As mentioned in the fixed vs adaptive distance analysis above, adaptive distancing is a better metrics. Therefore, we will calculate the Gi statistics based on adaptive distancing.

Tap-in data
wm_knn_lw <- nb2listw(wm_knn, style = 'B')
gi.adaptive_in <- localG(sp_mpsz3414$Tap_in, wm_knn_lw)
sp_mpsz3414.gi <- cbind(sp_mpsz3414, as.matrix(gi.adaptive_in))
names(sp_mpsz3414.gi)[length(names(sp_mpsz3414.gi))] <- "gstat_adaptive_in"
Tap-out data
gi.adaptive_out <- localG(sp_mpsz3414$Tap_out, wm_knn_lw)
sp_mpsz3414.gi <- cbind(sp_mpsz3414.gi, as.matrix(gi.adaptive_out))
names(sp_mpsz3414.gi)[length(names(sp_mpsz3414.gi))] <- "gstat_adaptive_out"
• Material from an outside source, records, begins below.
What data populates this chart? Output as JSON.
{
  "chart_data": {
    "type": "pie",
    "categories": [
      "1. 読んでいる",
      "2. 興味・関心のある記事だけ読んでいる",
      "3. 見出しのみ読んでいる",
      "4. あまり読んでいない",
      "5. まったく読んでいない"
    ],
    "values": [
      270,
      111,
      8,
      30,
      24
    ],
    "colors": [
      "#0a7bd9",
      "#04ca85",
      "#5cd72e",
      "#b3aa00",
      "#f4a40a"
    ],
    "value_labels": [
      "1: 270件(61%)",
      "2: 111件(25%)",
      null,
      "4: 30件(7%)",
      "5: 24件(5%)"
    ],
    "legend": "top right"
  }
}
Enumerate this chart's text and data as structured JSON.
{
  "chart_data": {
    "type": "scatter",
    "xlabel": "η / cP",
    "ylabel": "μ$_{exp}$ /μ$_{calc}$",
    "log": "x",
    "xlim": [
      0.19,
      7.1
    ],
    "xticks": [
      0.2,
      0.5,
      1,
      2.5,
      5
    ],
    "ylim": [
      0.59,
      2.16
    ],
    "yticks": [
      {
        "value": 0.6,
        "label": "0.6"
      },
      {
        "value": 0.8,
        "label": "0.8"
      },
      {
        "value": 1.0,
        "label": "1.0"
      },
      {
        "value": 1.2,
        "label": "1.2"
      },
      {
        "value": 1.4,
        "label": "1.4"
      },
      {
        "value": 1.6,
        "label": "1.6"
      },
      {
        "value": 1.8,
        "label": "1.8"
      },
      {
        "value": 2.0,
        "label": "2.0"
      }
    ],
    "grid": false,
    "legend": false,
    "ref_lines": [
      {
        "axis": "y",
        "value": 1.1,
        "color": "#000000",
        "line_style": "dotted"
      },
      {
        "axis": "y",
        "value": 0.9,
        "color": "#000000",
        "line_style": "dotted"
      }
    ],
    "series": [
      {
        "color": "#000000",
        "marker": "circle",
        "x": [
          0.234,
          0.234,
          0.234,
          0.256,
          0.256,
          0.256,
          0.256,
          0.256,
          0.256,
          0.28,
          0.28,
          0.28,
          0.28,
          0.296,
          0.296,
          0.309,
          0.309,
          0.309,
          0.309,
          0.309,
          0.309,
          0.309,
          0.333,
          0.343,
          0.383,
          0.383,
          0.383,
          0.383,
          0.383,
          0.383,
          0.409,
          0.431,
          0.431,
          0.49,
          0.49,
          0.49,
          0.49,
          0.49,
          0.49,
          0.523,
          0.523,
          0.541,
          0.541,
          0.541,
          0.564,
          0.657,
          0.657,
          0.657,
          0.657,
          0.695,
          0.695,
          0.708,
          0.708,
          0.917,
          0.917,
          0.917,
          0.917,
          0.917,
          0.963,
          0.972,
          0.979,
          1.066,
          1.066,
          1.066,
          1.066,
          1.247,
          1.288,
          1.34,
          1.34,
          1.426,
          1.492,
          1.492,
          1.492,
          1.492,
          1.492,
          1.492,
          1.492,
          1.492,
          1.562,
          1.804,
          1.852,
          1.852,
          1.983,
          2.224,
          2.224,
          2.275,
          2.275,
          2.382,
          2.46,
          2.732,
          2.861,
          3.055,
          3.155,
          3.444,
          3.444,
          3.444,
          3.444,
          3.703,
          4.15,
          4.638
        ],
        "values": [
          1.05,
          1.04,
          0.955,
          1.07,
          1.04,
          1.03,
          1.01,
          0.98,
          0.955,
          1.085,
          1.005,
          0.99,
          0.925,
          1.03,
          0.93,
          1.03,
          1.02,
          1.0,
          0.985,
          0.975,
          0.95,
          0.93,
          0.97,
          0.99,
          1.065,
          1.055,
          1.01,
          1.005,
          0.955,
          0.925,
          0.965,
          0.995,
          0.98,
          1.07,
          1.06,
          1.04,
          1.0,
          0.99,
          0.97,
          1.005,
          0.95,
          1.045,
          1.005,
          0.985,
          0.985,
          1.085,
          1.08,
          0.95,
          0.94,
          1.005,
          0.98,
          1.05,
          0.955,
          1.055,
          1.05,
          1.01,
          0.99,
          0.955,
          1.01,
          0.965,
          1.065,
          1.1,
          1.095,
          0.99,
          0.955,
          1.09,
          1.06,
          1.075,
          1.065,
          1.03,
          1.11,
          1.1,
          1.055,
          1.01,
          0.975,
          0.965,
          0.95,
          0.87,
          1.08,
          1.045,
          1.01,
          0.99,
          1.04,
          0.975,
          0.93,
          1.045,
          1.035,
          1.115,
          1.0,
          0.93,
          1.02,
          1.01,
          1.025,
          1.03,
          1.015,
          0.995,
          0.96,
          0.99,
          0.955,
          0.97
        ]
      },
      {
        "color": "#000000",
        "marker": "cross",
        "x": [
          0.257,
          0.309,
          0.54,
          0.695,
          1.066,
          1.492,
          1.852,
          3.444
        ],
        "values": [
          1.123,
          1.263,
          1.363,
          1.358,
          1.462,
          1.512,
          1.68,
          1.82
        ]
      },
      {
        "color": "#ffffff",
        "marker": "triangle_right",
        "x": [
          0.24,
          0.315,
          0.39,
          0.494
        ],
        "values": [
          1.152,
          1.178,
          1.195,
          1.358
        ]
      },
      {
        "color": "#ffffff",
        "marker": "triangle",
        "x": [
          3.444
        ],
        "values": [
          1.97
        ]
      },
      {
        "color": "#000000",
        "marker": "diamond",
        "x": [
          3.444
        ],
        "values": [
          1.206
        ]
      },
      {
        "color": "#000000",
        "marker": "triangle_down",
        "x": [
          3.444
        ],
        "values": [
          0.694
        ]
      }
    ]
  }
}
Mapping Gi statistics with adaptive distance weights

gstat_in.map <- tm_shape(sp_mpsz3414.gi) +
  tm_fill(col = "gstat_adaptive_in",
          style = "pretty",
          palette = "Greens",
          title = "local Gi") +
  tm_borders(alpha = 0.5)

gstat_out.map <- tm_shape(sp_mpsz3414.gi) +
  tm_fill(col = "gstat_adaptive_out",
          style = "pretty",
          palette = "Reds",
          title = "local Gi") +
  tm_borders(alpha = 0.5)

tmap_arrange(gstat_in.map, gstat_out.map, asp=1, ncol=2)
## Warning: The shape sp_mpsz3414.gi is invalid. See sf::st_is_valid

## Warning: The shape sp_mpsz3414.gi is invalid. See sf::st_is_valid

Analysis:

  • The hot-spots in the above plots reveal a similar clustering pattern as the LISA map. There is a significant and positive relationship of these hot-spot subzones and its relatively high-value neighbours.
  • There are no cold-spots in the above plots.

Conclusion

Limitations of study

  • The data used are not of consistent measurement. For instance, the population data only records Singaporeans and PRs while the tap-in and tap-out volume records all bus rides regardless of nationality. Since Singapore is a tourist hotspot and has high foreign employment rate, the population data is not representative of the true population in Singapore.

Assumptions of study

  • The relationship between population and tap-in and tap-out volume was measured with a simple linear model. We did not take into account other factors that may have contributed to the passenger bus volume, such as the day type of time of the day. This could affect the spatial autocorrelation analysis on the residuals of the linear model that was done.

Further research

  • In subsequent analysis, we could add in other factors which could have affected the tap-in and tap-out volume. This could enable us to better understand the spatial autocorrelation analysis on the residuals of the new model.